- Specialty: Hematology

= Harris platelet syndrome =

Harris platelet syndrome, previously known as asymptomatic constitutional macrothrombocytopenia, is the most common inherited giant platelet disorder in the Indian subcontinent. It is characterized by a functional thrombocytopenia due to the presence of giant platelet cells.

==Presentation==
Harris platelet syndrome was identified among healthy blood donors in the north-eastern part of the Indian subcontinent, characterized by absent bleeding symptoms, mild to severe thrombocytopenia (platelets rarely < 50 × 10^{9}/L) with giant platelets (Mean platelet volume 10fL) and normal platelet aggregation studies with absent MYH9 mutation.

In the blood donors with Harris platelet syndrome, authors found a statistically higher mean platelet volume, red cell distribution width, lower platelet count and platelet biomass.

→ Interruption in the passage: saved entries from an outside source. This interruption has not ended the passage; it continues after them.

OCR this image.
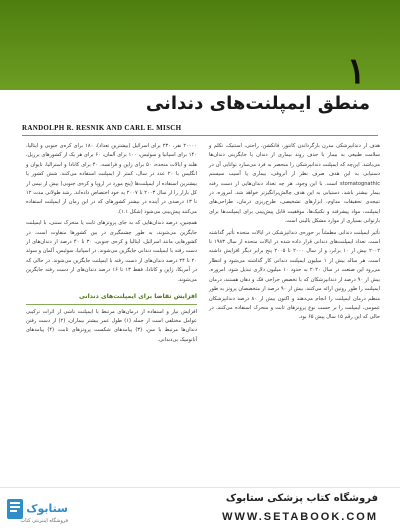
۱
منطق ایمپلنت‌های دندانی
RANDOLPH R. RESNIK AND CARL E. MISCH

هدف از دندانپزشکی مدرن بازگرداندن کانتور، فانکشن، راحتی، استتیک، تکلم و سلامت طبیعی به بیمار با حذف روند بیماری از دندان یا جایگزینی دندان‌ها می‌باشد. این‌چه که ایمپلنت دندانپزشکی را منحصر به فرد می‌سازد توانایی آن در دستیابی به این هدف صرف نظر از آتروفی، بیماری یا آسیب سیستم stomatognathic است. با این وجود، هر چه تعداد دندان‌هایی از دست رفته بیمار بیشتر باشد، دستیابی به این هدف چالش‌برانگیزتر خواهد شد. امروزه، در نتیجه‌ی تحقیقات مداوم، ابزارهای تشخیصی، طرح‌ریزی درمان، طراحی‌های ایمپلنت، مواد پیشرفته و تکنیک‌ها، موفقیت قابل پیش‌بینی برای ایمپلنت‌ها برای بازتوانی بسیاری از موارد مشکل بالینی است.

تأثیر ایمپلنت دندانی مطمئناً بر حوزه‌ی دندانپزشکی در ایالات متحده تأثیر گذاشته است. تعداد ایمپلنت‌های دندانی قرار داده شده در ایالات متحده از سال ۱۹۸۳ تا ۲۰۰۲ بیش از ۱۰ برابر، و از سال ۲۰۰۰ تا ۲۰۰۵ پنج برابر دیگر افزایش داشته است. هر ساله بیش از ۱ میلیون ایمپلنت دندانی کار گذاشته می‌شود و انتظار می‌رود این صنعت در سال ۲۰۲۰ به حدود ۱۰ میلیون دلاری تبدیل شود. امروزه، بیش از ۹۰ درصد از دندانپزشکان که با تخصص جراحی فک و دهان هستند، درمان ایمپلنت را طور روتین ارائه می‌کنند. بیش از ۹۰ درصد از متخصصان پروتز به طور منظم درمان ایمپلنت را انجام می‌دهند و اکنون بیش از ۸۰ درصد دندانپزشکان عمومی، ایمپلنت را بر حسب نوع پروتزهای ثابت و متحرک استفاده می‌کنند، در حالی که این رقم ۱۵ سال پیش ۶۵ بود.

۲۰۰۰۰ نفر، ۲۳۰ برای اسرائیل (بیشترین تعداد)، ۱۸۰ برای کره‌ی جنوبی و ایتالیا، ۱۴۰ برای اسپانیا و سوئیس، ۱۰۰ برای آلمان، ۶۰ برای هر یک از کشورهای برزیل، هلند و ایالات متحده، ۵۰ برای ژاپن و فرانسه، ۴۰ برای کانادا و استرالیا، تایوان و انگلیس با ۲۰ عدد در سال، کمتر از ایمپلنت استفاده می‌کنند. شش کشور با بیشترین استفاده از ایمپلنت‌ها (پنج مورد در اروپا و کره‌ی جنوبی) بیش از نیمی از کل بازار را از سال ۲۰۰۳ تا ۲۰۰۷ به خود اختصاص داده‌اند. رشد طولانی مدت ۱۲ تا ۱۳ درصدی در آینده در بیشتر کشورهای که در این زمان از ایمپلنت استفاده می‌کنند پیش‌بینی می‌شود (شکل ۱.۱).

همچنین، درصد دندان‌هایی که به جای پروتزهای ثابت یا متحرک سنتی، با ایمپلنت جایگزین می‌شوند، به طور چشمگیری در بین کشورها متفاوت است. در کشورهایی مانند اسرائیل، ایتالیا و کره‌ی جنوبی، ۳۰ تا ۴۰ درصد از دندان‌های از دست رفته با ایمپلنت دندانی جایگزین می‌شوند. در اسپانیا، سوئیس، آلمان و سوئد ۲۰ تا ۲۴ درصد دندان‌های از دست رفته با ایمپلنت جایگزین می‌شوند. در حالی که در آمریکا، ژاپن و کانادا، فقط ۱۳ تا ۱۶ درصد دندان‌های از دست رفته جایگزین می‌شوند.

افزایش تقاضا برای ایمپلنت‌های دندانی

افزایش نیاز و استفاده از درمان‌های مرتبط با ایمپلنت ناشی از اثرات ترکیبی عوامل مختلفی است از جمله (۱) طول عمر بیشتر بیماران، (۲) از دست رفتن دندان‌ها مرتبط با سن، (۳) پیامدهای شکست پروتزهای ثابت، (۴) پیامدهای آناتومیک بی‌دندانی.

ستابوک
فروشگاه اینترنتی کتاب
فروشگاه کتاب پزشکی ستابوک
WWW.SETABOOK.COM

Harris platelet syndrome has been discovered in individuals without a north-east Indian ethnic background, broadening the scope of possible ethnicities that are effected and emphasizing the importance of adequate laboratory studies.

==Diagnosis==
The diagnosis of Harris platelet syndrome is made by ascertaining the ethnicity of the patient, as well as assessing for conditions causing acquired thrombocytopenias, and after also excluding the known inherited giant platelet disorders and other causes of thrombocytopenia. The diagnostic approach typically consists of blood tests and blood smears to check for platelet count, size, and morphology; more advanced tests can be used to determine platelet function. Genetic testing is also commonly done.

==Treatment==
Patients with Harris platelet syndrome do not suffer from bleeding disorders despite a low platelet count. The unique structure of the megakaryocytes allow them to be functional in clotting, therefore making Harris platelet syndrome relatively benign. Additionally, it has been found that patients with Harris platelet syndrome have a low risk of bleeding during surgery. Some patients with inherited giant platelet disorders are treated inappropriately with corticosteroids, immunoglobulin infusions and even splenectomy.

== Mechanism ==
Actin-binding proteins have been linked to maintaining the structure of the large platelets. However, enzymatic activity allows for functional clotting activity regardless of the size of the thrombocytes. Genomic studies have found mutations in various pathways that could be the cause of Harris platelet syndrome, but further studies are required.

==Prevalence==
Harris platelet syndrome has been found in up to one-third of all blood donors In the West Bengal region of India. It is also frequently found in the north-east region of South Asia, including Nepal, Bhutan, and Bangladesh in addition to India.

==Terminology==
In 2002, this syndrome was called "asymptomatic constitutional macro thrombocytopenia".

In 2005, to avoid confusion between asymptomatic constitutional macro thrombocytopenia and congenital amegakaryocytic thrombocytopenia, the latter was called Harris platelet syndrome.